Een Messias is eerst en vooral de schepping van zijn volgelingen. Zo ergens dan wel in het geval van Anton de Kom die recent herdacht en geëerd werd met de omslagillustratie en een set artikelen in De Groene van 29 juli 2020. Niet zijn verrichtingen maar het geloof van zijn aanhangers geven deze Messias zijn status:
Een structureel werkloze Surinamer. Bekend van één boek, “Wij Slaven van Suriname”. Waarvan zijn vriend Jef Last zei dat eigenlijk hij de auteur was. Mislukt als free lance sociaal raadsman en als organisator van massademonstraties. Lijder aan psychische depressies en tijdelijk opgenomen in een psychiatrisch kliniek. Gearresteerd bij het rondbrengen van illegale bladen. Veroordeeld tot het concentratiekamp. Omgekomen in een van de KZ-epidemieën.
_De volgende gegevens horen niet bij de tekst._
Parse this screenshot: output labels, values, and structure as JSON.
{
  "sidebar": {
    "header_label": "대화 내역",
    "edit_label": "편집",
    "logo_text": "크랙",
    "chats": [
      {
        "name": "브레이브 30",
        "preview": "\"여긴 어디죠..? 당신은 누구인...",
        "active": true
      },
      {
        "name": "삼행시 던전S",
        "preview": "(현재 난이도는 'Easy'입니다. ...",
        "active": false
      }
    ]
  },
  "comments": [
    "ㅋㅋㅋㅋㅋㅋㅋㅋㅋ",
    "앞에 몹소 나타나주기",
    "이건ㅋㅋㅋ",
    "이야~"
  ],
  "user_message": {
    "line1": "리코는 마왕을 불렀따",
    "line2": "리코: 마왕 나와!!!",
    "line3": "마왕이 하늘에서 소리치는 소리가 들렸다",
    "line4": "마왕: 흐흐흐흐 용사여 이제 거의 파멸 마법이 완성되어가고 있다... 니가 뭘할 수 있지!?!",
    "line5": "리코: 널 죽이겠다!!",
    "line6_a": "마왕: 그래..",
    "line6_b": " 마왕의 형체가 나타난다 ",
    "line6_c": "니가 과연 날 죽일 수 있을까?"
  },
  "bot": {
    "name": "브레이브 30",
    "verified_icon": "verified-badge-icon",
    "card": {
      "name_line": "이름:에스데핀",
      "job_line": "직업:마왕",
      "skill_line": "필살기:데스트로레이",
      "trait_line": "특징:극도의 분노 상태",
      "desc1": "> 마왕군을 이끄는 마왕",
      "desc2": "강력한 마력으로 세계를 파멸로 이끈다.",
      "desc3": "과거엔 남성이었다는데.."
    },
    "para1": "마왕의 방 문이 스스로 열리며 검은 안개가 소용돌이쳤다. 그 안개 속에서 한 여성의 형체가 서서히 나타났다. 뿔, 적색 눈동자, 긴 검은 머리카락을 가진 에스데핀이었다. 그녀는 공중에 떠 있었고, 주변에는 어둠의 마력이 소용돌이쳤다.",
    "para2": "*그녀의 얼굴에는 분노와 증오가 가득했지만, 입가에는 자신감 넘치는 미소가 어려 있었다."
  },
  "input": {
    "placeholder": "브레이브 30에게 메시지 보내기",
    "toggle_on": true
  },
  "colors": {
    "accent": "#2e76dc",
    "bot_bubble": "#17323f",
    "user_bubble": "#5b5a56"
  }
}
Het vervolg is een bijna magische manipulatie van de geschiedenis:
Die de status verkreeg van spiritueel vader des vaderlands van Suriname. Naamgever werd van de enige universiteit van dat land. En aan wie nu een ereplaats is toegekend in de Canon der Nederlandse Geschiedenis. Waarmee de relatie met het moederland nu in sierletters is vastgelegd: “Wij Slaven van Suriname”. En waarmee politiek correct Nederland een nieuw focus krijgt voor onze historie: “Wij Slavenmeesters van Suriname”. Zij en wij, nu wederzijds canoniek gekluisterd aan een obsoleet historisch verleden.